Launched in 2016, Skillful is a program of the nonprofit Markle Foundation. Its goal, according to a press release, is to “enable all Americans — particularly those without a four-year college degree — to secure good jobs in a changing economy.” It does that in a few ways: First, it puts small and mid-sized businesses through a workforce training program, where it educates them on what skills will be most important in a rapidly digitizing economy, as well as how to write better job descriptions that attract a wider variety of candidates.
Skillful also works with so-called “career coaches” in different neighborhoods — this could be a counselor at a community college or a career advisor at nonprofits like Goodwill — to teach them about skills that are increasingly in-demand, like fluency with basic data analytics and enterprise software. LinkedIn, in its partnership with Skillful, has also provided training to career coaches in Colorado, centered around how the job seekers they work with should be credentialing themselves.

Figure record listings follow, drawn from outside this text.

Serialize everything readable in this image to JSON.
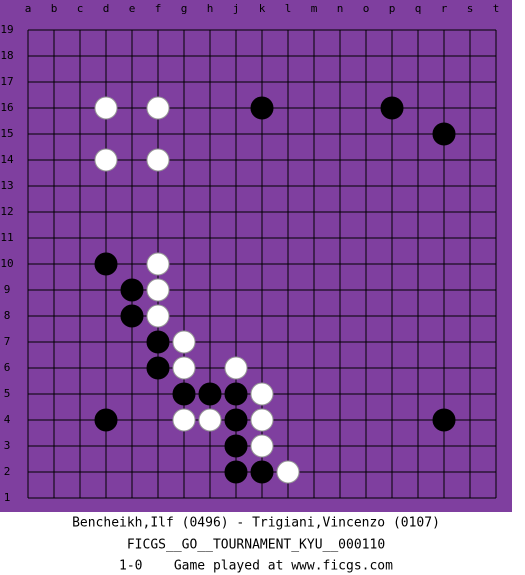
{
  "board": {
    "columns": [
      "a",
      "b",
      "c",
      "d",
      "e",
      "f",
      "g",
      "h",
      "j",
      "k",
      "l",
      "m",
      "n",
      "o",
      "p",
      "q",
      "r",
      "s",
      "t"
    ],
    "rows": [
      19,
      18,
      17,
      16,
      15,
      14,
      13,
      12,
      11,
      10,
      9,
      8,
      7,
      6,
      5,
      4,
      3,
      2,
      1
    ],
    "stones": [
      {
        "color": "white",
        "col": "d",
        "row": 16
      },
      {
        "color": "white",
        "col": "f",
        "row": 16
      },
      {
        "color": "black",
        "col": "k",
        "row": 16
      },
      {
        "color": "black",
        "col": "p",
        "row": 16
      },
      {
        "color": "black",
        "col": "r",
        "row": 15
      },
      {
        "color": "white",
        "col": "d",
        "row": 14
      },
      {
        "color": "white",
        "col": "f",
        "row": 14
      },
      {
        "color": "black",
        "col": "d",
        "row": 10
      },
      {
        "color": "white",
        "col": "f",
        "row": 10
      },
      {
        "color": "black",
        "col": "e",
        "row": 9
      },
      {
        "color": "white",
        "col": "f",
        "row": 9
      },
      {
        "color": "black",
        "col": "e",
        "row": 8
      },
      {
        "color": "white",
        "col": "f",
        "row": 8
      },
      {
        "color": "black",
        "col": "f",
        "row": 7
      },
      {
        "color": "white",
        "col": "g",
        "row": 7
      },
      {
        "color": "black",
        "col": "f",
        "row": 6
      },
      {
        "color": "white",
        "col": "g",
        "row": 6
      },
      {
        "color": "white",
        "col": "j",
        "row": 6
      },
      {
        "color": "black",
        "col": "g",
        "row": 5
      },
      {
        "color": "black",
        "col": "h",
        "row": 5
      },
      {
        "color": "black",
        "col": "j",
        "row": 5
      },
      {
        "color": "white",
        "col": "k",
        "row": 5
      },
      {
        "color": "black",
        "col": "d",
        "row": 4
      },
      {
        "color": "white",
        "col": "g",
        "row": 4
      },
      {
        "color": "white",
        "col": "h",
        "row": 4
      },
      {
        "color": "black",
        "col": "j",
        "row": 4
      },
      {
        "color": "white",
        "col": "k",
        "row": 4
      },
      {
        "color": "black",
        "col": "r",
        "row": 4
      },
      {
        "color": "black",
        "col": "j",
        "row": 3
      },
      {
        "color": "white",
        "col": "k",
        "row": 3
      },
      {
        "color": "black",
        "col": "j",
        "row": 2
      },
      {
        "color": "black",
        "col": "k",
        "row": 2
      },
      {
        "color": "white",
        "col": "l",
        "row": 2
      }
    ]
  },
  "footer": {
    "players": "Bencheikh,Ilf (0496) - Trigiani,Vincenzo (0107)",
    "event": "FICGS__GO__TOURNAMENT_KYU__000110",
    "result": "1-0    Game played at www.ficgs.com"
  }
}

The idea is that there is a gap between how employers advertise jobs and how job seekers advertise themselves. Job seekers don’t always have great insight into the most important skills that are looking for, and employers are likely excluding qualified candidates by asking for qualifications they don’t actually need for the job. This knowledge gap hurts job seekers without a four-year degree the most.
“We ask [employers] ‘what does somebody need to bring to the job, and what are the skills you can teach them while they’re there?’ And by doing that you widen the lens, and are able to tap into new sources of talent that you might not have thought were otherwise the right fit for your organization,”  Skillful CEO Beth Cobert told VentureBeat in a phone interview.
In Colorado, Skillful has trained about 600 businesses so far. Skillful also created a state skills network earlier this year, a collaboration between governors representing 20 different states. The goal is to encourage governors to more openly share among one another what’s working and what’s not in their workforce development programs, particularly those designed to address the gap in digital skills.
Cobert said that in Indiana, Skillful will be particularly focused on educating employers and job seekers in the digital skills needed for advanced manufacturing and agriculture jobs. Indiana is traditionally a very manufacturing-intensive state, with 534,000 manufacturing jobs as of August 2018, according to the Bureau of Labor Statistics.
“The manufacturing jobs of the rest of the 21st century will be manufacturing jobs with tech embedded in them,” Cobert told VentureBeat.